Lydia Edwards joined the North End / Waterfront Neighborhood Council meeting on Monday, February 12, to provide city council updates and answer questions from attendees. Watch the full video here and follow along with the summary below.
(0:13) Lydia Edwards is the Chair of Housing and Community Development for the City of Boston and has been appointed to the “linkage fund”. If developers choose not to put affordable units in a building (13% is required), they can pay into this fund. Edwards is now one of the trustees who votes on where this money goes – job creation and training or affordable housing.
(1:06) Edwards believes the housing policy in the city should be three-fold:
1. Building – hold developers to standards that are sustainable, environmentally friendly and reflect the character of our neighborhoods.

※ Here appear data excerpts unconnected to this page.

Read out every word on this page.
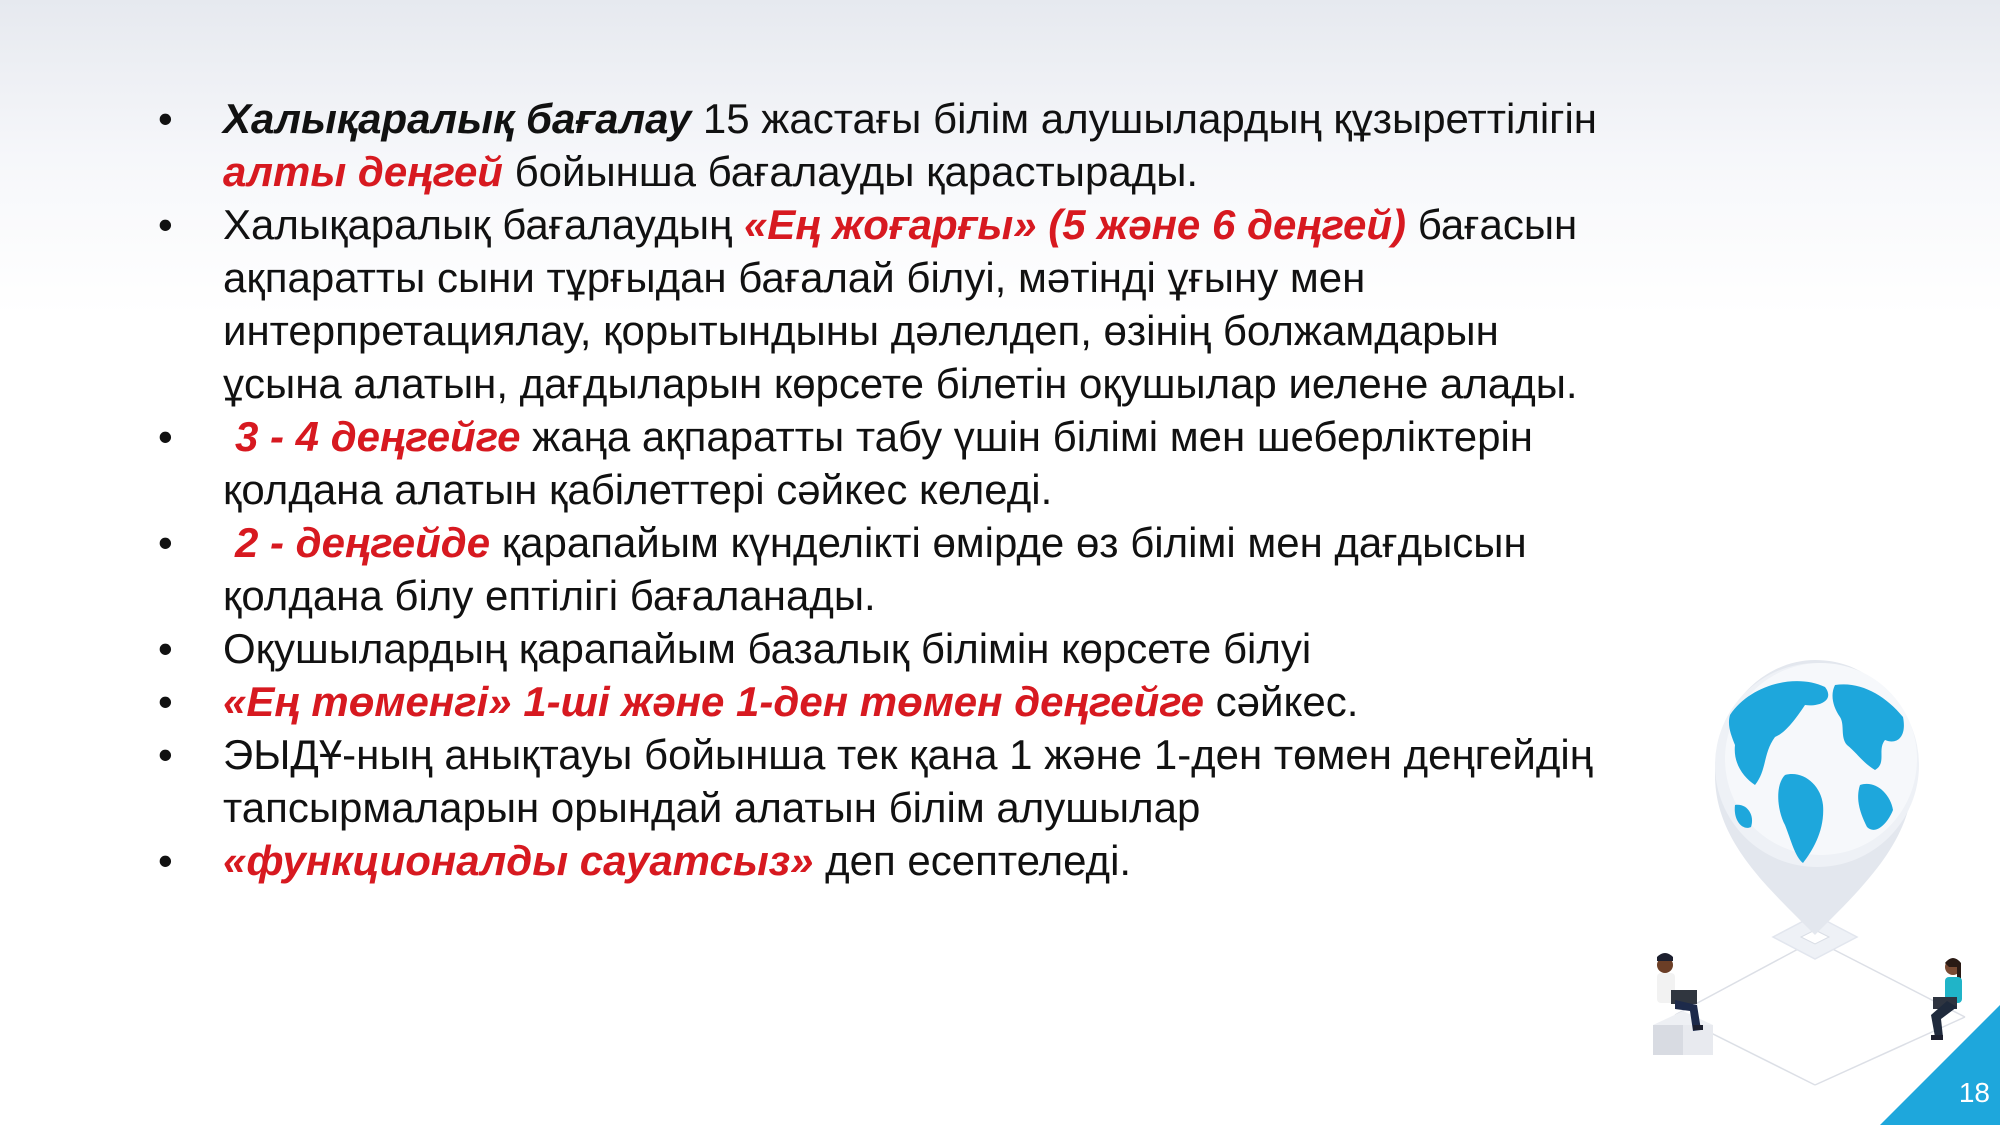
• Халықаралық бағалау 15 жастағы білім алушылардың құзыреттілігін
алты деңгей бойынша бағалауды қарастырады.
• Халықаралық бағалаудың «Ең жоғарғы» (5 және 6 деңгей) бағасын
ақпаратты сыни тұрғыдан бағалай білуі, мәтінді ұғыну мен
интерпретациялау, қорытындыны дәлелдеп, өзінің болжамдарын
ұсына алатын, дағдыларын көрсете білетін оқушылар иелене алады.
• 3 - 4 деңгейге жаңа ақпаратты табу үшін білімі мен шеберліктерін
қолдана алатын қабілеттері сәйкес келеді.
• 2 - деңгейде қарапайым күнделікті өмірде өз білімі мен дағдысын
қолдана білу ептілігі бағаланады.
• Оқушылардың қарапайым базалық білімін көрсете білуі
• «Ең төменгі» 1-ші және 1-ден төмен деңгейге сәйкес.
• ЭЫДҰ-ның анықтауы бойынша тек қана 1 және 1-ден төмен деңгейдің
тапсырмаларын орындай алатын білім алушылар
• «функционалды сауатсыз» деп есептеледі.
18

2. Protecting our neighborhoods – make sure current residents aren’t pushed out in the rush to build.
3. Ownership – create more owners of all generations to stabilize neighborhoods. Provide opportunities for rent-to-own to expand our economic diversity.

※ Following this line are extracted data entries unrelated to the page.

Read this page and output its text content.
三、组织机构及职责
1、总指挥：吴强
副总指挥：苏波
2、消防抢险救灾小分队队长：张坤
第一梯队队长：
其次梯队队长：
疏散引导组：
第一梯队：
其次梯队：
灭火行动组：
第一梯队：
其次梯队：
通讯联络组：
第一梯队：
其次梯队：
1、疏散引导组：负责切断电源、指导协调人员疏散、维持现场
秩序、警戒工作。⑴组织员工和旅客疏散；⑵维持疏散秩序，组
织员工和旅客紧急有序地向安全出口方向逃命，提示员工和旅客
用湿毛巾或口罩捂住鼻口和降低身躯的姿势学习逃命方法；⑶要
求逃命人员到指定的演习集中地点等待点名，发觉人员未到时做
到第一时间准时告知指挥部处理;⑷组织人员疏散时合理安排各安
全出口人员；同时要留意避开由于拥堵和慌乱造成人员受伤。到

(4:59) Short-term rentals – In response to an earlier question, the 90-day limit was set because it was thought of as a tipping point for what would make people select AirBnB as opposed to renting out long term.
(6:10) The proposed AirBnB ordinance doesn’t have a notice component. Edwards would like to see this amended so that community members receive a notice that their neighbor has a license to have an AirBnB.
Editor’s Note: A public hearing was held regarding the short-term rentals ordinance on Tuesday, February 13. You can watch the hearing here.
(8:15) The possibility of parking fees – some people feel this is another form of taxation, others worry about an over abuse with free permits. Edwards will be at the hearing on this as part of the committee for Planning, Development and Transportation.
(11:03) Edwards addresses concerns about the rat population and garbage situation in the North End.